А всё-таки приятно! Приятно и легко идти вот так, налегке, чувствовать себя, как те дамы-горожанки, слабой, хрупкой, беззащитной, готовой опереться о сильное плечо любящего мужчины и видеть в нём своего защитника.
Чем больше Кайна старалась думать о том, как ей быть, тем больше понимала, что отдаётся она теперь лишь на волю чувств. О завтрашнем дне она не думала и не гадала, не пыталась гадать больше, понимая одно: что будет, то будет.
А сейчас ей нужен был парумз. Узкая лента, сплетённая невестой специально для обряда. Его можно сделать быстро, за одну ночь. Значит, надо спешить.
Кайна ускорила шаг, план дальнейших действий был намечен. А завтра праздник, танец…
* * *
Только-только
А-лата и сейчас, в такую рань, уже была на ногах. Джейк слышал её лёгкие, почти невесомые шаги, но сам вставать не спешил, лежал не шевелясь. А-лата подошла, коснулась плеча, заговорила:
– Вставай! – И как догадалась, что уже не сплю? Джейк сдержал вздох, приподнялся, сел на кровати, сообразить ещё ничего не успел, а А-лата кинула ему в руки сложенную чистую одежду, приказала, по-сержантски строго и коротко, – На речку быстро! Искупаешься – переоденься!

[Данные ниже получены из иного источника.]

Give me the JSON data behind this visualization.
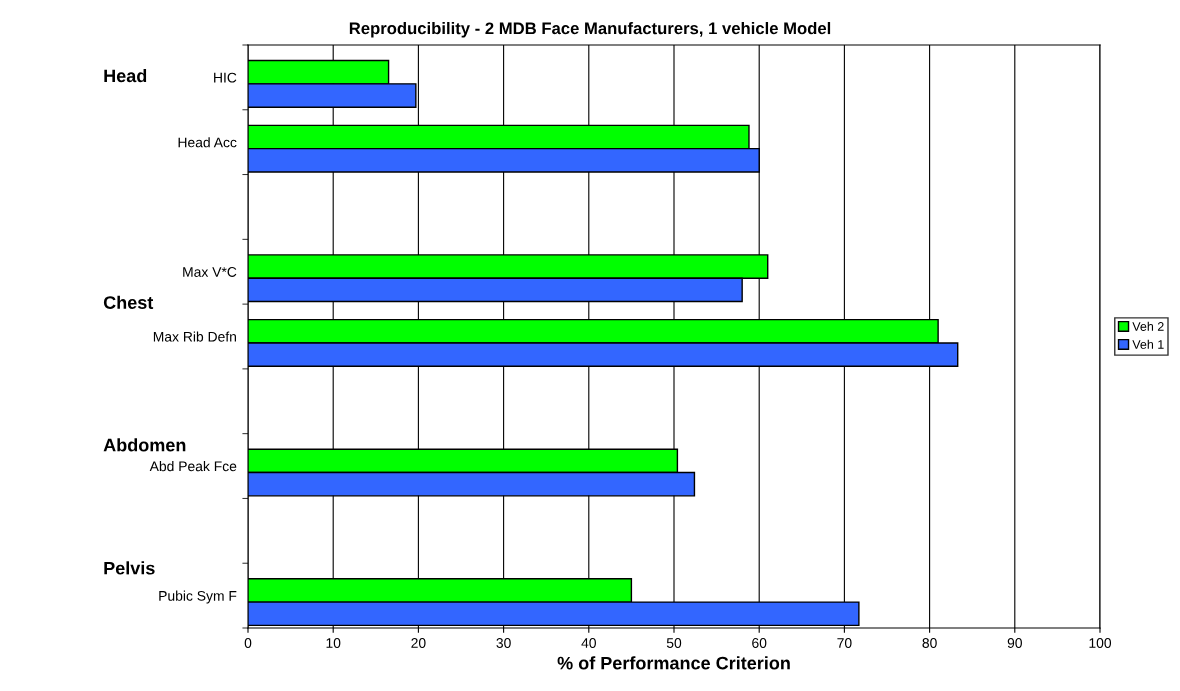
{
  "chart_data": {
    "type": "bar",
    "orientation": "horizontal",
    "title": "Reproducibility - 2 MDB Face Manufacturers, 1 vehicle Model",
    "xlabel": "% of Performance Criterion",
    "categories": [
      "HIC",
      "Head Acc",
      null,
      "Max V*C",
      "Max Rib Defn",
      null,
      "Abd Peak Fce",
      null,
      "Pubic Sym F"
    ],
    "series": [
      {
        "name": "Veh 2",
        "color": "#00ff00",
        "values": [
          16.5,
          58.8,
          null,
          61,
          81,
          null,
          50.4,
          null,
          45
        ]
      },
      {
        "name": "Veh 1",
        "color": "#3366ff",
        "values": [
          19.7,
          60,
          null,
          58,
          83.3,
          null,
          52.4,
          null,
          71.7
        ]
      }
    ],
    "xlim": [
      0,
      100
    ],
    "xticks": [
      0,
      10,
      20,
      30,
      40,
      50,
      60,
      70,
      80,
      90,
      100
    ],
    "grid": "x",
    "legend": "right",
    "annotations": [
      "Head",
      "Chest",
      "Abdomen",
      "Pelvis"
    ]
  }
}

И ушла, так ничего не объяснив. Джейк хмыкнул, проводив её взглядом. «Вставать, так вставать» – И потянулся за рубашкой.
…Утренний рассветный лес совсем не такой, как обычно. В нём нет вечерней и полуденной духоты. Дневные цветы только распускаются, а ночные ещё не закрылись и хранят в чашечках не исчезнувший за ночь терпкий сильный аромат.
Весь он как будто замерший, как живое существо, собирающееся с силами, готовящееся к новому рывку: встретить и прожить день, а потом – и ночь. И совсем он не похож на осенний лес. Зелень, цветы, птицы, море насекомых – всё, как всегда. Листва здесь желтеет круглый год. Одна желтеет и опадает, другая растёт тут же. Отцветают цветы, появляются новые. Не замечал Джейк никаких сезонных перемен. Может, только чуть прохладней стало по утрам, и ромсы появились по утрам, богатые ромсы. Вода на листьях, – на всём! – как после ливневого дождя. Неосторожное движение – и мокрый до нитки, ещё до Чайны не добравшись.
Скорее бы солнце взошло, что ли! Хотя, и оно не поможет, ему до земли лучами своими не достать, лишь к обеду вода эта превратится в пар, и снова дышать придётся не воздухом, а водой, как в парнике.
Над рекой ещё туман стлался, густой и вязкий, настолько плотный, что другой берег лишь смутно просматривался чуть заметными очертаниями.
Течение здесь, в заводи, почти не замечалось, даже плавающие листья с деревьев стояли в воде неподвижно. А вода чистая и прогретая, песок на дне видно у самого берега, а дальше глубоко – и там пугающая опасная чернота. Хорошая, должно быть, глубина.
Соседний берег был далеко, раза в три, наверное, шире того места, где они когда-то переходили давно группой…
Джейк даже дыхание сбил, пока добрался до берега. Ухватился за свисавшую к самой воде ветку, расслабился, отдыхая, заодно и огляделся. А Чайна-то прибавила. Вот здесь, на берегу, был небольшой песчаный пляжик, и солнцем весь день прогревался. Раньше ещё, когда начал в лес уходить, спускался к воде и смотрел всё, смотрел на соседний берег. Хотел переплыть, но боялся, слабый ещё был после ранения.